Getting ready to sell your company can feel like a huge undertaking. “We put it off for years because it’s so time-consuming,” some clients confide. At Aethlon we’ve focused on five key areas that business owners should address before selling to position their company for success.
For simplicity, we refer to these as CLOSE:
- Clean Up The Financials
- List Future Growth Opportunities
- Organize a Management Succession Plan
- Seize New Business
- Establish Your Price
1. Clean Up The Financials
Financials need to be organized to clearly show the company’s successful track record and future growth opportunities. Buyers are often looking at a dozen different acquisitions at any one time, and they do not want to sift through poorly constructed financials. They simply move on.
While it is Aethlon’s job to help format your financials into an easy-to-read format, hiring an outside accounting firm to review, or even audit, your financials for the last three years before the sale process can get your financials in tip-top shape. Not only will an external accounting firm help organize the numbers, but they will also identify any potential issues that could impact EBITDA, such as accounting procedures that are not in accordance with generally accepted accounting principles (GAAP).
If financials aren’t compiled according to GAAP, a buyer will bring it up during due diligence. This may lead to financials being restated and an adjustment to the originally negotiated purchase price. The sooner you clean up financials, the better.
2. List Future Growth Opportunities
Buyers are most interested in the strength of your company’s future revenue stream, so if you can clearly define your growth opportunities and demonstrate that your future cash flows are repeatable and predictable, you can increase buyer interest.
The best way to do this is by examining your sales pipeline and current customers. We ask our clients to list their top 25 customers for the last five years and estimate what each customer could provide for future revenue. We request they do the same with their sales pipeline and identify which opportunities could turn into significant revenue. Having this analysis to share with potential buyers takes the guesswork out of the process and shows a clear path to continued profitability.
3. Organize And Build Your Management Team
Strategic buyers have executives who can run a newly acquired business, but not all private equity buyers have them, particularly those that are hands off. They will be looking for a company that runs well without the owner’s involvement. To avoid losing these buyers, build a strong management team that can successfully operate the company post sale.
We always ask our clients if they have a strong management team in place. If not, we advise they build one in advance of the sale process.
Showing the company runs well without the business owner’s involvement attracts more buyers. The entire team doesn’t need to be in place, but you should highlight your management plan with potential buyers.
4. Seize New Business
Even though buyers determine a company’s value based on future cash flows, they won’t pay for theoretical business opportunities. If you have an untapped customer segment, a new geography, and/or a new product idea, start pursuing those opportunities pre-sale.

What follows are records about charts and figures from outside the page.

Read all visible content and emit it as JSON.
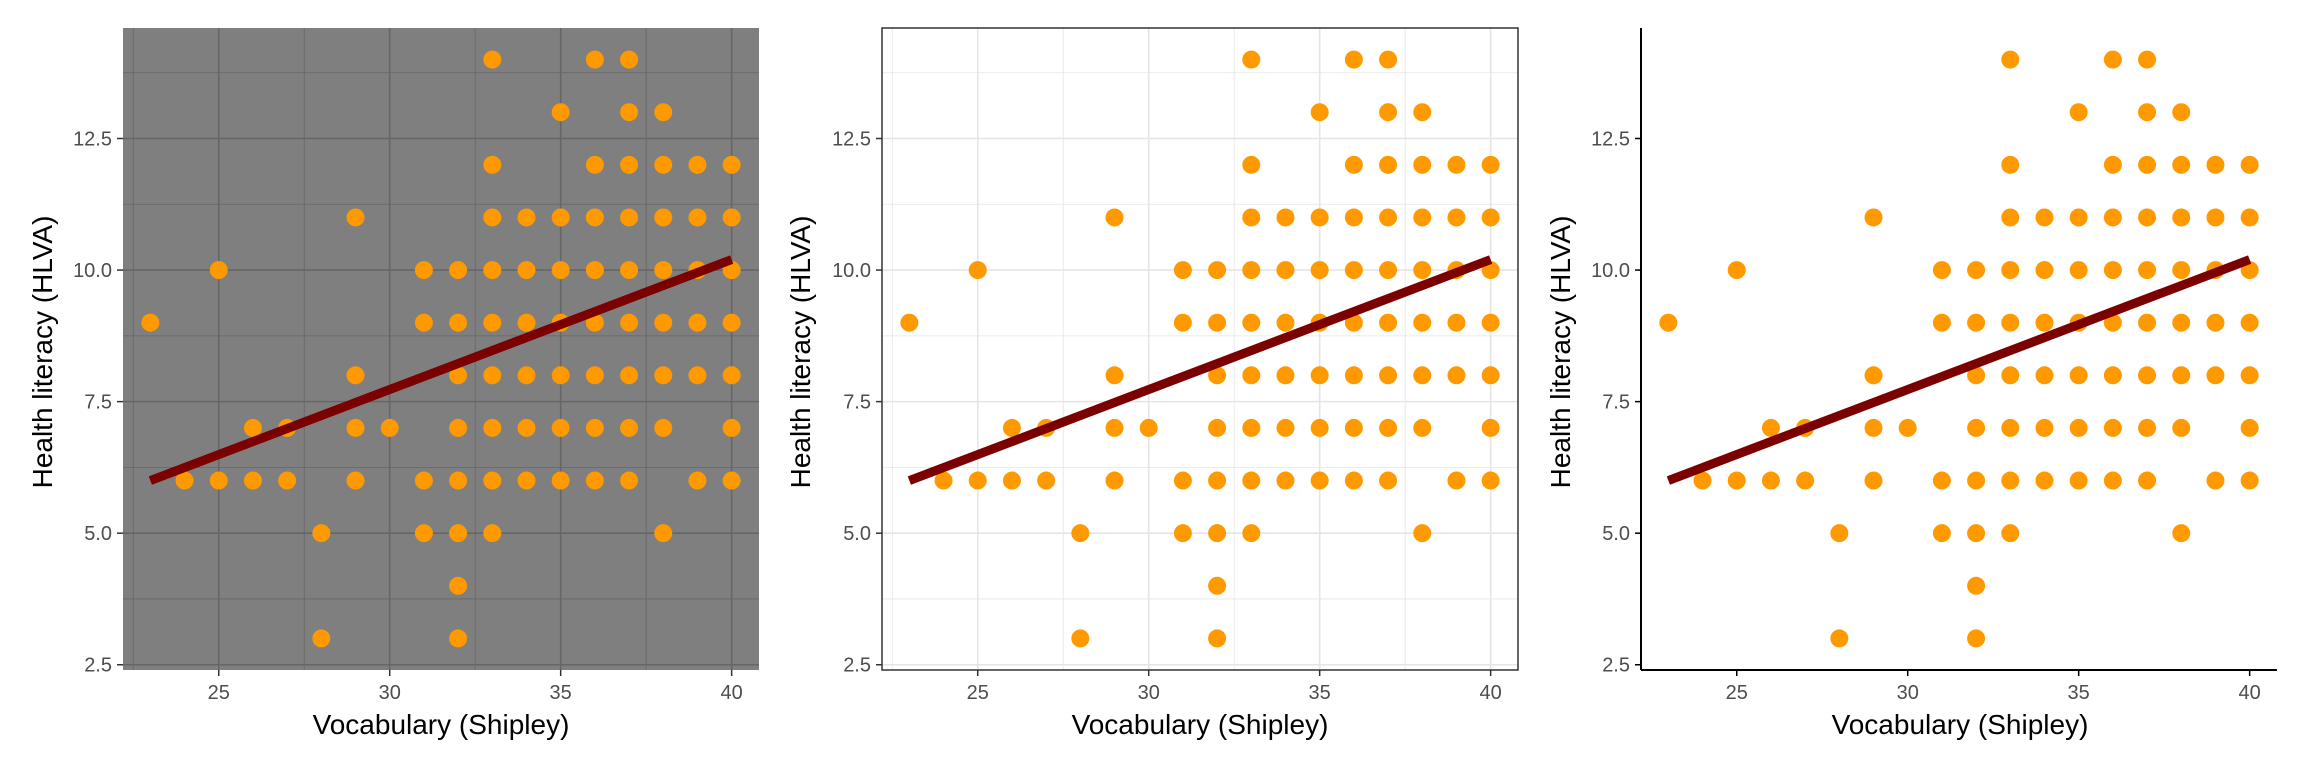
{
  "chart_data": [
    {
      "type": "scatter",
      "theme": "dark",
      "xlabel": "Vocabulary (Shipley)",
      "ylabel": "Health literacy (HLVA)",
      "xlim": [
        22.2,
        40.8
      ],
      "ylim": [
        2.4,
        14.6
      ],
      "x_ticks": [
        "25",
        "30",
        "35",
        "40"
      ],
      "y_ticks": [
        "2.5",
        "5.0",
        "7.5",
        "10.0",
        "12.5"
      ],
      "grid": true,
      "trend_line": {
        "x": [
          23,
          40
        ],
        "y": [
          6.0,
          10.2
        ]
      }
    },
    {
      "type": "scatter",
      "theme": "light",
      "xlabel": "Vocabulary (Shipley)",
      "ylabel": "Health literacy (HLVA)",
      "xlim": [
        22.2,
        40.8
      ],
      "ylim": [
        2.4,
        14.6
      ],
      "x_ticks": [
        "25",
        "30",
        "35",
        "40"
      ],
      "y_ticks": [
        "2.5",
        "5.0",
        "7.5",
        "10.0",
        "12.5"
      ],
      "grid": true,
      "trend_line": {
        "x": [
          23,
          40
        ],
        "y": [
          6.0,
          10.2
        ]
      }
    },
    {
      "type": "scatter",
      "theme": "classic",
      "xlabel": "Vocabulary (Shipley)",
      "ylabel": "Health literacy (HLVA)",
      "xlim": [
        22.2,
        40.8
      ],
      "ylim": [
        2.4,
        14.6
      ],
      "x_ticks": [
        "25",
        "30",
        "35",
        "40"
      ],
      "y_ticks": [
        "2.5",
        "5.0",
        "7.5",
        "10.0",
        "12.5"
      ],
      "grid": false,
      "trend_line": {
        "x": [
          23,
          40
        ],
        "y": [
          6.0,
          10.2
        ]
      }
    }
  ],
  "points": [
    [
      23,
      9
    ],
    [
      24,
      6
    ],
    [
      25,
      10
    ],
    [
      25,
      6
    ],
    [
      26,
      7
    ],
    [
      26,
      6
    ],
    [
      27,
      7
    ],
    [
      27,
      6
    ],
    [
      28,
      5
    ],
    [
      28,
      3
    ],
    [
      29,
      11
    ],
    [
      29,
      8
    ],
    [
      29,
      7
    ],
    [
      29,
      6
    ],
    [
      30,
      7
    ],
    [
      31,
      10
    ],
    [
      31,
      9
    ],
    [
      31,
      6
    ],
    [
      31,
      5
    ],
    [
      32,
      10
    ],
    [
      32,
      9
    ],
    [
      32,
      8
    ],
    [
      32,
      7
    ],
    [
      32,
      6
    ],
    [
      32,
      5
    ],
    [
      32,
      4
    ],
    [
      32,
      3
    ],
    [
      33,
      14
    ],
    [
      33,
      12
    ],
    [
      33,
      11
    ],
    [
      33,
      10
    ],
    [
      33,
      9
    ],
    [
      33,
      8
    ],
    [
      33,
      7
    ],
    [
      33,
      6
    ],
    [
      33,
      5
    ],
    [
      34,
      11
    ],
    [
      34,
      10
    ],
    [
      34,
      9
    ],
    [
      34,
      8
    ],
    [
      34,
      7
    ],
    [
      34,
      6
    ],
    [
      35,
      13
    ],
    [
      35,
      11
    ],
    [
      35,
      10
    ],
    [
      35,
      9
    ],
    [
      35,
      8
    ],
    [
      35,
      7
    ],
    [
      35,
      6
    ],
    [
      36,
      14
    ],
    [
      36,
      12
    ],
    [
      36,
      11
    ],
    [
      36,
      10
    ],
    [
      36,
      9
    ],
    [
      36,
      8
    ],
    [
      36,
      7
    ],
    [
      36,
      6
    ],
    [
      37,
      14
    ],
    [
      37,
      13
    ],
    [
      37,
      12
    ],
    [
      37,
      11
    ],
    [
      37,
      10
    ],
    [
      37,
      9
    ],
    [
      37,
      8
    ],
    [
      37,
      7
    ],
    [
      37,
      6
    ],
    [
      38,
      13
    ],
    [
      38,
      12
    ],
    [
      38,
      11
    ],
    [
      38,
      10
    ],
    [
      38,
      9
    ],
    [
      38,
      8
    ],
    [
      38,
      7
    ],
    [
      38,
      5
    ],
    [
      39,
      12
    ],
    [
      39,
      11
    ],
    [
      39,
      10
    ],
    [
      39,
      9
    ],
    [
      39,
      8
    ],
    [
      39,
      6
    ],
    [
      40,
      12
    ],
    [
      40,
      11
    ],
    [
      40,
      10
    ],
    [
      40,
      9
    ],
    [
      40,
      8
    ],
    [
      40,
      7
    ],
    [
      40,
      6
    ]
  ],
  "colors": {
    "point": "#ff9900",
    "trend_line": "#7b0000",
    "dark_panel_bg": "#7f7f7f",
    "dark_grid": "#666666",
    "light_grid": "#e5e5e5",
    "axis": "#000000",
    "tick_text": "#4d4d4d"
  }
}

You do not have to turn these opportunities into profitable revenue right away, but we recommend showing some measurable progress to get the most value in a sale. Measurable progress can include:
- business plan and timeline,
- patent applications,
- sales plans,
- market studies that demonstrate a path toward capitalizing on new opportunities.
5. Establish Your Price
One of the biggest hurdles in completing a sale can be a business owner who has an unrealistic price expectation. This is often based on assuming the most recent sale of another business in the industry is an accurate reflection of their own company’s value. The mistake here is thinking that businesses are all the same; The truth is that they’re all unique:
- Your company’s size, profitability and future prospects matter,
- the management team matters,
- long-term customer relationships matter.
Comparable deals can be a helpful guide, but the true value is what the market is willing to pay. We are firm believers in running robust sale processes to get a full picture of how buyers view your business.
This doesn’t mean you should go into the sale process without price expectations.
Establish your price based on what you think is fair value for your business. We will review the current industry valuation trends to determine if your fair value aligns with the general market. If it does (or the market is higher), it is probably a good time to sell. If your price expectations are higher than the market, it might not be the time to run a sale process. That is why establishing your price before the sale process begins is important.
The Benefit Of Selecting Your Team Of Advisors Early
Ideally, collaborate with your investment banker well before a sale. The process is more efficient when we are brought in early to assemble the financials, projections, write the Confidential Investment Memorandum (CIM) and populate the data room with company files. Tax lawyers and accountants are also best consulted early. There can be significant tax advantages to structuring the transaction a certain way, and oftentimes, these tax advantages can only occur if there has been careful planning.